If someone were to think that Divine blessings were an end unto themselves, then he would be standing before his Creator as a modern Esau (Eisav the son of Jacob), whose name translates to “asui, finished product”. This was how Eisav viewed the Divine blessings he received via his father Isaac’s prophecy. Such a person, coming to the Lord with a shopping list of requests for blessings, turns those requests into a base exercise in narcissism. He sees those blessings as a final goal (tachlit), and not a base from which to perfect himself. An Eisav, a kfui tova, repudiates any good, coming as it does with connection (da’at) to the giver; in this case, a connection obligating improving his self- because as far as he is concerned, his self has been “asui”, made and finished, since birth. 

Not so a ben Yisrael, an Israelite who is a “bar da’at”, possessor of a knowledgeable heart of da’at (which a Jew gets  at Bar or Bat Mitzvah, the age of puberty, of creative connection). Such a Jew, at the beginning (ראשית, as in “first fruits”, bikkurim) of his path, whether a path through the holy Land, or his path through life, does not think like an Eisav. Such a Jew looks at the blessings bestowed upon him by the Lord, as a mere start on life. He understands that as a start, Divine good and blessings are merely an opportunity to progress, a potential to be activated on his long path through life.

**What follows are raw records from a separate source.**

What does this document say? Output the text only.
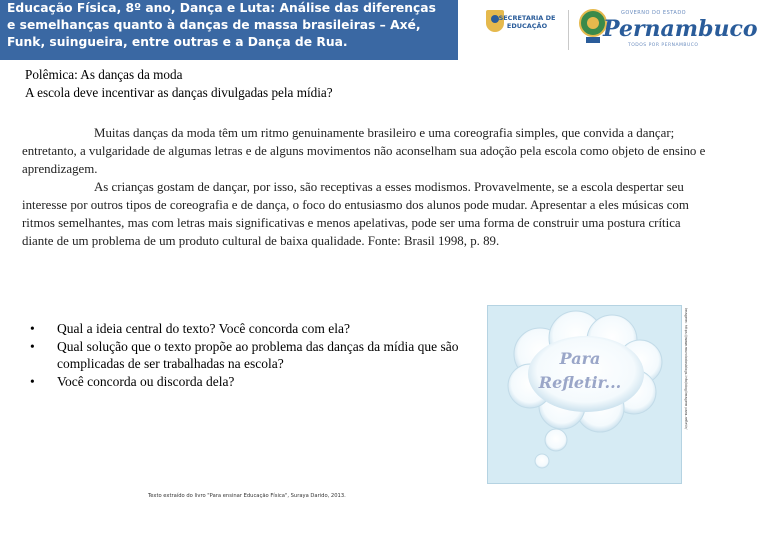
Educação Física, 8º ano, Dança e Luta: Análise das diferenças e semelhanças quanto à danças de massa brasileiras – Axé, Funk, suingueira, entre outras e a Dança de Rua.
SECRETARIA DE EDUCAÇÃO
GOVERNO DO ESTADO
Pernambuco
TODOS POR PERNAMBUCO
Polêmica: As danças da moda
A escola deve incentivar as danças divulgadas pela mídia?

Muitas danças da moda têm um ritmo genuinamente brasileiro e uma coreografia simples, que convida a dançar; entretanto, a vulgaridade de algumas letras e de alguns movimentos não aconselham sua adoção pela escola como objeto de ensino e aprendizagem.

As crianças gostam de dançar, por isso, são receptivas a esses modismos. Provavelmente, se a escola despertar seu interesse por outros tipos de coreografia e de dança, o foco do entusiasmo dos alunos pode mudar. Apresentar a eles músicas com ritmos semelhantes, mas com letras mais significativas e menos apelativas, pode ser uma forma de construir uma postura crítica diante de um problema de um produto cultural de baixa qualidade. Fonte: Brasil 1998, p. 89.

• Qual a ideia central do texto? Você concorda com ela?
• Qual solução que o texto propõe ao problema das danças da mídia que são complicadas de ser trabalhadas na escola?
• Você concorda ou discorda dela?
Texto extraído do livro "Para ensinar Educação Física", Suraya Darido, 2013.
Imagem: https://www.mundodosblogs.info/blog/imagem para-refletir/
Para
Refletir...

That is why this is a Parsha of Covenant, Brit ha’Arvut. A son of Israel understands, with da’at, that he is “bound” by a covenant with every other Jew, as well as “connected” to his Lord in Heaven. He understands that this Covenant, defines his identity as a ben Yisrael, a son of Israel- an identity which the Bar Mitzvah builds throughout his life. This being so, the ben Yisrael’s tithe declaration, hashkifa uvareich, look down and bless Your people Israel, shows the deep desire of the Jew to enter into this reciprocal Covenant between a Jew and his G-d: the Jew serving G-d by doing the Mitzvot (commandments, such as first fruits and tithes); and as reward for such service, he turns to his Master with the just request השקיפה וברך, look down and bless.

The order of the Parsha is now obvious: the Jew who sees his blessings as merely a beginning, a “first fruit”, is entitled to turn to the Lord with the declaration of “ Look down and bless”.